First published in CubedGamers (Printed Edition): November 2016
Earlier this year Infamous Quests announced that they would stop producing games, following the completion of their latest Kickstarter funded adventure game titles, Order of the Thorne and Roehm to Ruin. Regrettably, they announced that poor sales of their 2014 title Quest for Infamy, also funded on Kickstarter back in 2012 and released in 2016, meant that they could no longer justify the time commitment it would take to produce new titles.
The Kickstarter campaign for Quest for Infamy came at the tail end of the 2012 Kickstarter boom launched by Tim Schafer and Double Fine, which saw a number of former and current adventure game designers launch funding appeals to create new adventure games. Infamous Quests raised more than $60,000 dollars from donors to develop their game.
Having previously gained a reputation for updating vintage Sierra Online titles from the 1980s text parser input to the classic early 1990s point and click input, it seemed a safe bet that they would deliver a high quality adventure game experience. And indeed they did. Quest for Infamy is a well sized game with appealing retro graphics and a well told story.
There are a number of points which can be learned from the experience of Infamous Quests. The first is audience. Point and click adventures are now a niche genre, of which retro adventure games are just one small slice. Whilst Wadjet Eye continue to survive creating similar games, it’s understandable that to do so is very difficult.
The second is that of nostalgia. Back in the early 1990s, when adventure games were in their stride, both Lucasarts and Sierra Online attracted the devotion of hundreds of thousands of fans, who purchased each new title. Sierra in particular were prolific, with several Quest series – Police Quest, Space Quest, Kings Quest, Quest for Glory, Leisure Suit Larry – being produced simultaneously alongside other standalone games.

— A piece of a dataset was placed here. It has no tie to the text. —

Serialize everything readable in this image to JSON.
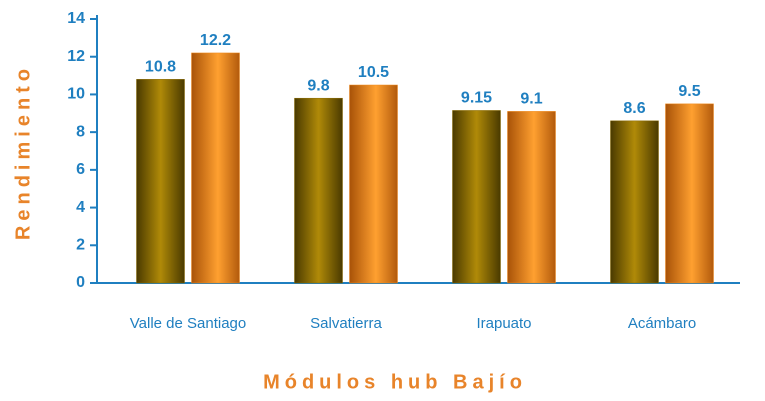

Former employees of Sierra have all spoken with affection about the special atmosphere that existed at the company, and regret its untimely demise of the company and the genre. Likewise, the eventual demise of Lucasarts – following years of focus on mediocre Star Wars games – makes fans equally nostalgic for those heady days when Guybrush Threepwood, Roger Wilco, and King Graham were kings. The desire to recreate the spirit of Lucasarts and Sierra is therefore one that is understandable.
Finally, is the issue of practicality. It would be great to try and recreate the glory days, but it’s debatable whether the audience exists to make it sustainable. The developers at Infamous Quests, like all of us, would like to make a living out of making games. And they do – after a fashion. Kickstarter allows a developer to receive the money up front to make their game – allowing them the time and the money to dedicate to creating their product.
In essence, your audience is the backers who are interested enough in your product to purchase it up front. Whether you are able to market the game successfully after you have released it is another matter. The developers at Infamous Quests tried their hardest in this regard, and it is a shame that they’ve not been able to get a suitable financial reward out of their efforts – indeed they have reportedly spent some of their own money in addition to the money they raised.
When they look back on the experience however, it should see it as a time in their lives when that was blessed to them by their fans and those who believed in them, and less so as a launch pad to creating a lucrative new career.